According to the City of Sheldon Facebook page, Justin Blauwet was working on the site where a new sewer lift station on land that is owned by Northwest Iowa Community College. While he was there back on March 4, he discovered a tooth that once belonged to a woolly mammoth.
The tooth has been verified as a woolly mammoth tooth and weighs 11.2 pounds. A very cool find. It is being carefully preserved, and NCC plans to loan it to the Sheldon Prairie Museum. The tooth is believed to be an upper 3rd molar and the animal was in it's 30's when it died.
According to KIWA radio, the tooth measures seven inches by four inches. Not as large as one would expect for something that weighs over 11 pounds.
The tooth will be loaned to the Sheldon Prairie Museum on a semi-permanent basis so that it may be seen by the public.
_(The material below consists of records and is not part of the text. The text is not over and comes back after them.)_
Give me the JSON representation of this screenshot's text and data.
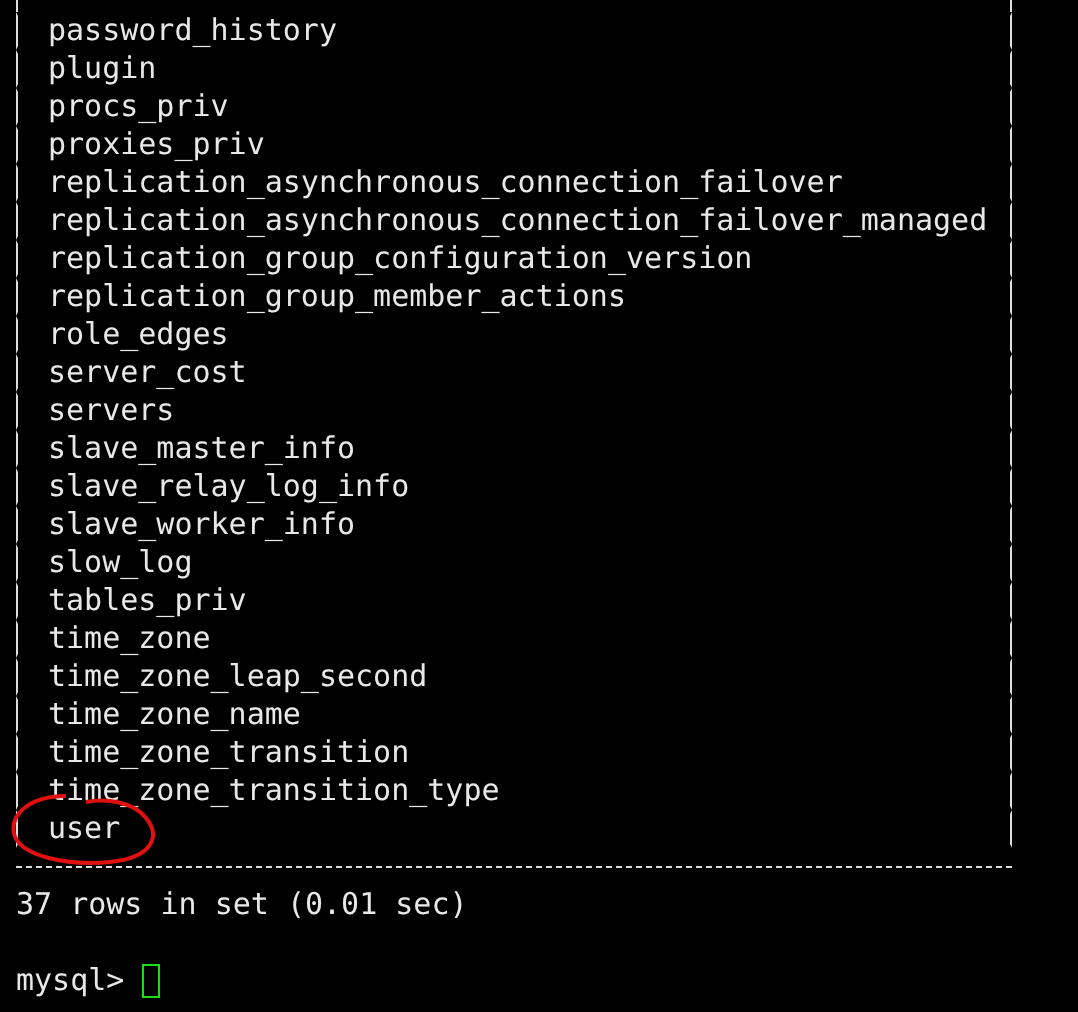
{
  "table_rows": [
    {
      "name": "password_history",
      "circled": false
    },
    {
      "name": "plugin",
      "circled": false
    },
    {
      "name": "procs_priv",
      "circled": false
    },
    {
      "name": "proxies_priv",
      "circled": false
    },
    {
      "name": "replication_asynchronous_connection_failover",
      "circled": false
    },
    {
      "name": "replication_asynchronous_connection_failover_managed",
      "circled": false
    },
    {
      "name": "replication_group_configuration_version",
      "circled": false
    },
    {
      "name": "replication_group_member_actions",
      "circled": false
    },
    {
      "name": "role_edges",
      "circled": false
    },
    {
      "name": "server_cost",
      "circled": false
    },
    {
      "name": "servers",
      "circled": false
    },
    {
      "name": "slave_master_info",
      "circled": false
    },
    {
      "name": "slave_relay_log_info",
      "circled": false
    },
    {
      "name": "slave_worker_info",
      "circled": false
    },
    {
      "name": "slow_log",
      "circled": false
    },
    {
      "name": "tables_priv",
      "circled": false
    },
    {
      "name": "time_zone",
      "circled": false
    },
    {
      "name": "time_zone_leap_second",
      "circled": false
    },
    {
      "name": "time_zone_name",
      "circled": false
    },
    {
      "name": "time_zone_transition",
      "circled": false
    },
    {
      "name": "time_zone_transition_type",
      "circled": false
    },
    {
      "name": "user",
      "circled": true
    }
  ],
  "result_line": "37 rows in set (0.01 sec)",
  "prompt": "mysql>"
}
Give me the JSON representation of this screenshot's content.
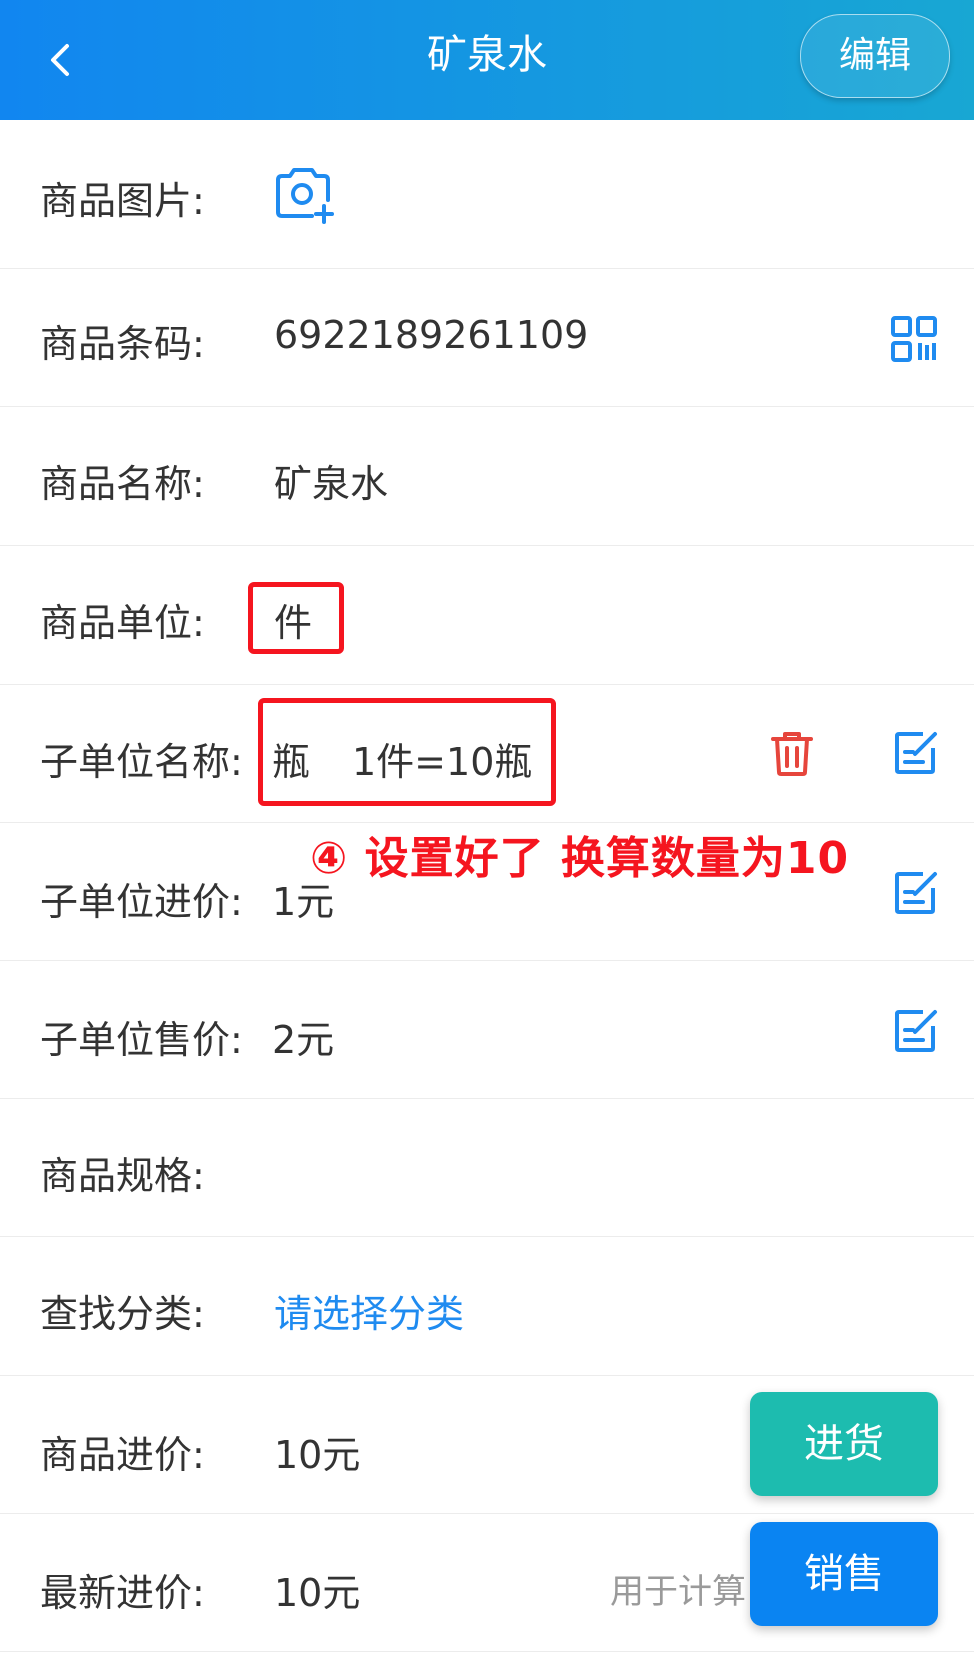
{
  "header": {
    "title": "矿泉水",
    "edit_label": "编辑"
  },
  "fields": {
    "image_label": "商品图片:",
    "barcode_label": "商品条码:",
    "barcode_value": "6922189261109",
    "name_label": "商品名称:",
    "name_value": "矿泉水",
    "unit_label": "商品单位:",
    "unit_value": "件",
    "subunit_name_label": "子单位名称:",
    "subunit_name_value": "瓶",
    "subunit_conversion": "1件=10瓶",
    "subunit_purchase_label": "子单位进价:",
    "subunit_purchase_value": "1元",
    "subunit_sale_label": "子单位售价:",
    "subunit_sale_value": "2元",
    "spec_label": "商品规格:",
    "category_label": "查找分类:",
    "category_value": "请选择分类",
    "purchase_price_label": "商品进价:",
    "purchase_price_value": "10元",
    "latest_price_label": "最新进价:",
    "latest_price_value": "10元",
    "latest_price_hint": "用于计算"
  },
  "annotation": {
    "text": "④ 设置好了 换算数量为10"
  },
  "actions": {
    "purchase_label": "进货",
    "sales_label": "销售"
  },
  "colors": {
    "header_start": "#1186f0",
    "header_end": "#18a7d3",
    "accent_blue": "#1f8bf0",
    "delete_red": "#e6453c",
    "annotation_red": "#f5151f",
    "purchase_button": "#1dbcaf",
    "sales_button": "#0a84f2"
  },
  "icons": {
    "back": "chevron-left-icon",
    "camera": "camera-add-icon",
    "scan": "qr-code-icon",
    "delete": "trash-icon",
    "edit": "edit-note-icon"
  }
}
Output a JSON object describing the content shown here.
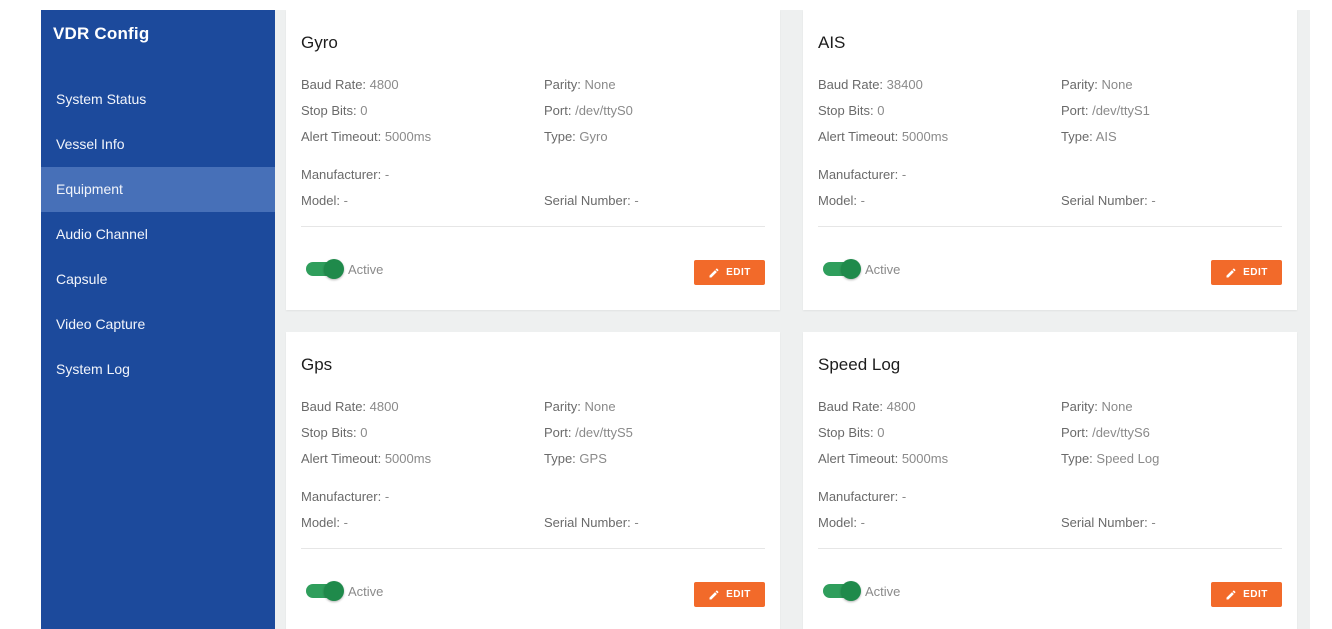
{
  "sidebar": {
    "title": "VDR Config",
    "items": [
      {
        "label": "System Status"
      },
      {
        "label": "Vessel Info"
      },
      {
        "label": "Equipment"
      },
      {
        "label": "Audio Channel"
      },
      {
        "label": "Capsule"
      },
      {
        "label": "Video Capture"
      },
      {
        "label": "System Log"
      }
    ],
    "active_item": "Equipment"
  },
  "labels": {
    "baud_rate": "Baud Rate:",
    "stop_bits": "Stop Bits:",
    "alert_timeout": "Alert Timeout:",
    "parity": "Parity:",
    "port": "Port:",
    "type": "Type:",
    "manufacturer": "Manufacturer:",
    "model": "Model:",
    "serial_number": "Serial Number:",
    "active": "Active",
    "edit": "EDIT"
  },
  "devices": [
    {
      "name": "Gyro",
      "baud_rate": "4800",
      "stop_bits": "0",
      "alert_timeout": "5000ms",
      "parity": "None",
      "port": "/dev/ttyS0",
      "type": "Gyro",
      "manufacturer": "-",
      "model": "-",
      "serial_number": "-",
      "active": true
    },
    {
      "name": "AIS",
      "baud_rate": "38400",
      "stop_bits": "0",
      "alert_timeout": "5000ms",
      "parity": "None",
      "port": "/dev/ttyS1",
      "type": "AIS",
      "manufacturer": "-",
      "model": "-",
      "serial_number": "-",
      "active": true
    },
    {
      "name": "Gps",
      "baud_rate": "4800",
      "stop_bits": "0",
      "alert_timeout": "5000ms",
      "parity": "None",
      "port": "/dev/ttyS5",
      "type": "GPS",
      "manufacturer": "-",
      "model": "-",
      "serial_number": "-",
      "active": true
    },
    {
      "name": "Speed Log",
      "baud_rate": "4800",
      "stop_bits": "0",
      "alert_timeout": "5000ms",
      "parity": "None",
      "port": "/dev/ttyS6",
      "type": "Speed Log",
      "manufacturer": "-",
      "model": "-",
      "serial_number": "-",
      "active": true
    }
  ],
  "colors": {
    "sidebar_bg": "#1c4a9c",
    "sidebar_active": "#4770b8",
    "main_bg": "#eef0f0",
    "toggle_on": "#2f9e5c",
    "edit_button": "#f26a2a"
  },
  "icons": {
    "edit": "pencil-icon"
  }
}
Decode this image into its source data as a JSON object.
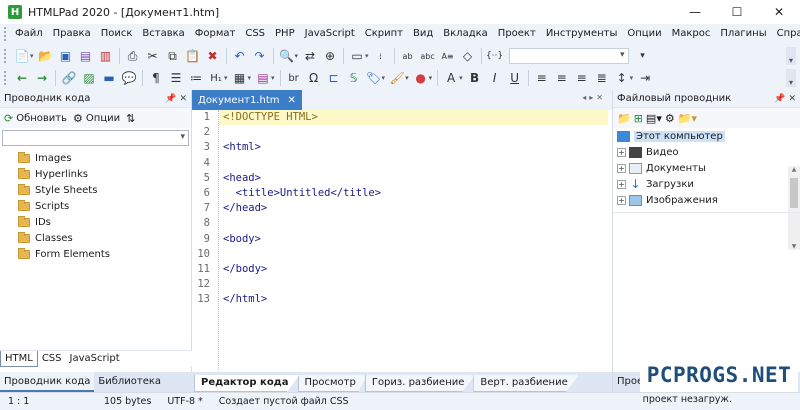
{
  "window": {
    "title": "HTMLPad 2020 - [Документ1.htm]",
    "buttons": {
      "minimize": "—",
      "maximize": "☐",
      "close": "✕"
    }
  },
  "menu": [
    "Файл",
    "Правка",
    "Поиск",
    "Вставка",
    "Формат",
    "CSS",
    "PHP",
    "JavaScript",
    "Скрипт",
    "Вид",
    "Вкладка",
    "Проект",
    "Инструменты",
    "Опции",
    "Макрос",
    "Плагины",
    "Справка"
  ],
  "toolbar1_icons": [
    "new-file-icon",
    "open-icon",
    "save-icon",
    "print-icon",
    "cut-icon",
    "copy-icon",
    "paste-icon",
    "undo-icon",
    "redo-icon",
    "find-icon",
    "replace-icon",
    "zoom-icon",
    "spell-icon",
    "format-icon",
    "snippet-icon"
  ],
  "toolbar2_icons": [
    "back-icon",
    "forward-icon",
    "link-icon",
    "image-icon",
    "rule-icon",
    "comment-icon",
    "paragraph-icon",
    "list-icon",
    "numbered-list-icon",
    "heading-icon",
    "table-icon",
    "form-icon",
    "break-icon",
    "omega-icon",
    "script-icon",
    "tag-icon",
    "brush-icon",
    "color-icon",
    "font-color-icon",
    "bold-icon",
    "italic-icon",
    "underline-icon",
    "align-left-icon",
    "align-center-icon",
    "align-right-icon",
    "justify-icon",
    "line-height-icon",
    "indent-icon"
  ],
  "left_panel": {
    "title": "Проводник кода",
    "refresh_label": "Обновить",
    "options_label": "Опции",
    "search_placeholder": "",
    "items": [
      "Images",
      "Hyperlinks",
      "Style Sheets",
      "Scripts",
      "IDs",
      "Classes",
      "Form Elements"
    ],
    "lang_tabs": [
      "HTML",
      "CSS",
      "JavaScript"
    ],
    "active_lang_tab": "HTML",
    "panel_tabs": [
      "Проводник кода",
      "Библиотека"
    ]
  },
  "editor": {
    "tab_title": "Документ1.htm",
    "close_glyph": "✕",
    "line_numbers": [
      "1",
      "2",
      "3",
      "4",
      "5",
      "6",
      "7",
      "8",
      "9",
      "10",
      "11",
      "12",
      "13"
    ],
    "lines": [
      "<!DOCTYPE HTML>",
      "",
      "<html>",
      "",
      "<head>",
      "  <title>Untitled</title>",
      "</head>",
      "",
      "<body>",
      "",
      "</body>",
      "",
      "</html>"
    ],
    "bottom_tabs": [
      "Редактор кода",
      "Просмотр",
      "Гориз. разбиение",
      "Верт. разбиение"
    ],
    "active_bottom_tab": "Редактор кода"
  },
  "right_panel": {
    "title": "Файловый проводник",
    "root": "Этот компьютер",
    "items": [
      "Видео",
      "Документы",
      "Загрузки",
      "Изображения"
    ],
    "bottom_text": "Прое"
  },
  "status": {
    "position": "1 : 1",
    "size": "105 bytes",
    "encoding": "UTF-8 *",
    "message": "Создает пустой файл CSS",
    "project": "проект незагруж."
  },
  "watermark": "PCPROGS.NET"
}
The wooly mammoth lived during the Pleistocene or "Ice Age" and evolved from the steppe mammoth around 800,000 years ago. There were isolated populations living as recently as 4,000 years ago. The tooth found in Sheldon is thought to be at least 20,000 years old.
If the mammoth is interesting to you, it is a must to go see the Mammoth Site in Hot Springs. While it is a bit of a drive from Rapid City, it's a living, breathing excavation site because of the large number of mammoths that all died there.